Carbon offsets are often touted as a solution to humanity’s bad habit of emitting an awful lot of CO2. But how many of us actually know what things like carbon offsets and carbon dioxide removal are all about? This week on Sea Change Radio, we speak with David Ho, a professor in the oceanography department at the University of Hawaii at Manōa and a co-founder of the nonprofit, [C]Worthy. We discuss his recent piece in Nature journal explaining the shortcomings of carbon offsets, learn more about the mission of [C]Worthy, and take a look at how some corporations greenwash the admirable goal of producing net zero goods.

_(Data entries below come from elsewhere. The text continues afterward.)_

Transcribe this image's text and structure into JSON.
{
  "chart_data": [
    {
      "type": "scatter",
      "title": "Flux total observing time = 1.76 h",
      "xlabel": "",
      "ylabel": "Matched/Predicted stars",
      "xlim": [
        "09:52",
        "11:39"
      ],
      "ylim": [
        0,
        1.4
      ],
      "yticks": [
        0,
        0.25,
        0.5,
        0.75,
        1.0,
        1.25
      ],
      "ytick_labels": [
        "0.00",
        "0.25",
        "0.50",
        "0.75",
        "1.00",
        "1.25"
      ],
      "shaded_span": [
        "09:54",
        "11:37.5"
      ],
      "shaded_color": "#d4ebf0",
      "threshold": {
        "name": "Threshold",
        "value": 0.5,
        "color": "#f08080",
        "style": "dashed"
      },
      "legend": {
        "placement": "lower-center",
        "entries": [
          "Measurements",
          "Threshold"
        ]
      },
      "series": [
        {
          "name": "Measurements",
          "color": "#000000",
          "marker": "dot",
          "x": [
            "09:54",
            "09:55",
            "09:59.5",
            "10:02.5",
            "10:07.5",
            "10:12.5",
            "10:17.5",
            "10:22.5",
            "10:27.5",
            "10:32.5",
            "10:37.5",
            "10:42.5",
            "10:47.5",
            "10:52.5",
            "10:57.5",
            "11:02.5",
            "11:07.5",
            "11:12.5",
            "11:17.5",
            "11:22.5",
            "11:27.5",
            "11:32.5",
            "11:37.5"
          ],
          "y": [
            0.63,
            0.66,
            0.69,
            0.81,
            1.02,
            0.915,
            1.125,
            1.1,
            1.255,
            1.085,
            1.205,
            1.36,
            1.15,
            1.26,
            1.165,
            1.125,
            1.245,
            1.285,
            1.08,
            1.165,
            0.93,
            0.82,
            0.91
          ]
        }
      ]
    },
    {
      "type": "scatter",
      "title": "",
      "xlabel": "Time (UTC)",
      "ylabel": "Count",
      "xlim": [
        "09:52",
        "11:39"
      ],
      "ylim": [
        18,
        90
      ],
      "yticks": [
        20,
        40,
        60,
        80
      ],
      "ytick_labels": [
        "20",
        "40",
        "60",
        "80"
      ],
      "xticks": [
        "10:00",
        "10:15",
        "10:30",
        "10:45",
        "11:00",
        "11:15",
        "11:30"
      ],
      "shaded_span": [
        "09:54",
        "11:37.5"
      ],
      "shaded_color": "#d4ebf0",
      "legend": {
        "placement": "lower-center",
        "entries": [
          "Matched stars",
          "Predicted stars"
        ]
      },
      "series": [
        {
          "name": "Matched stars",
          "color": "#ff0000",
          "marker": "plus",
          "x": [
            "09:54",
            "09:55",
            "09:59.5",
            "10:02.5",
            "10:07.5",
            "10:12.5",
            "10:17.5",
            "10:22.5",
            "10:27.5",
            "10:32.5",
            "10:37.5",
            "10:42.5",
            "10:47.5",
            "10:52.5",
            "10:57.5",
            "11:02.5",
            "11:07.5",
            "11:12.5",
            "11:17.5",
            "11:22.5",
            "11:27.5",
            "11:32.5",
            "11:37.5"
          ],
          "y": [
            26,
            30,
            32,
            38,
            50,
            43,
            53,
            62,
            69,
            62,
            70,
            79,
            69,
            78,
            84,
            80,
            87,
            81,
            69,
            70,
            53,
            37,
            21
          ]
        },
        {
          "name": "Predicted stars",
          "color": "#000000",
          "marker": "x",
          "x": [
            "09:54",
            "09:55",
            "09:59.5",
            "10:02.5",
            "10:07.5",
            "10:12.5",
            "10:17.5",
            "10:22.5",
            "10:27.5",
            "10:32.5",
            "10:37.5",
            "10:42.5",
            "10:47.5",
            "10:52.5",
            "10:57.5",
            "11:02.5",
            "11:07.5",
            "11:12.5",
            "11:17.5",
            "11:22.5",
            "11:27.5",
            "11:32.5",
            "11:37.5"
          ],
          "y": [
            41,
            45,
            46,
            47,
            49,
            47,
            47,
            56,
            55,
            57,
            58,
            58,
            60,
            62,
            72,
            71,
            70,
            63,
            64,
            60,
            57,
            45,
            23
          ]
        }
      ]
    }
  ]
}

Narrator | 00:02 - This is Sea Change Radio, covering the shift to sustainability. I'm Alex Wise.
David Ho (DH) | 00:21 - Everybody wants things to be simple. And you know, we, we want to change nothing about our lifestyles. You know, just replace one thing with another plug in an electric vehicle for an internal combustion engine and change nothing about our lifestyles. You know, nothing about driving less. You know nothing about consuming less and for everything to be okay. And I think that's just not the case.
Narrator | 00:50 - Carbon offsets are often touted as a solution to humanity’s bad habit of emitting an awful lot of CO2. But how many of us actually know what things like carbon offsets and carbon dioxide removal are all about? This week on Sea Change Radio, we speak with David Ho, a professor in the oceanography department at the University of Hawaii at Manōa and a co-founder of the nonprofit, [C]Worthy. We discuss his recent piece in Nature magazine explaining the shortcomings of carbon offsets, learn more about the mission of [C]Worthy, and take a look at how some corporations greenwash the admirable goal of producing net zero goods.
Alex Wise (AW) | 01:46 - I'm joined now on Sea Change Radio by David Ho. David is a professor at the University of Hawaii and its oceanography department, and he's also a co-founder and the director of science at the nonprofit [C]Worthy. David, welcome to Sea Change Radio.
David Ho (DH) | 02:01 - Thanks for having me.
Alex Wise (AW) | 02:03 - So first, why don't you tell us briefly what [C]Worthy's mission is all about?
David Ho (DH) | 02:08 - Yeah, so we're a nonprofit research organization that's focused on building free open source tools for verifying ocean-based carbon dioxide removal.
AW | 02:22 - And give us an example of some of these tools in action.
DH | 02:26 - Well, so there're mostly going to be modeling tools because it's, it's a hard problem to observe in the ocean, and we need observations to calibrate and evaluate and validate the models. But, eventually they will be numerical models. So we're just building fit for purpose models that will allow people to make sure that they are taking up atmospheric CO2 in the amount that they claim they are, and to make sure that there aren't adverse side effects.
AW | 03:04 - Yeah, I was trying to verify the effects that some of these carbon dioxide removal tools or programs have seems to be a challenge. Why don't we create a little glossary for listeners before we dive into some of the, the details of what carbon dioxide removal is all about. Why don't you first kind of define CDR and then maybe also explain net zero and direct air captured.
DH | 03:31 - OK, so carbon dioxide removal just means that we use some sort of method to remove carbon dioxide from the atmosphere and store it permanently, or at least for, for a long term in, in some reservoir, either geologically or in the ocean or in products and direct air capture, DAC is one method that people have proposed and, and it's sort of a straightforward sounding thing. You have a machine that sucks the CO2 out of the atmosphere, and then you, you have all this CO2 that you have to do something with and, and one of the most obvious things to do is to sequester it in a geologic reservoir somewhere or make it into rocks.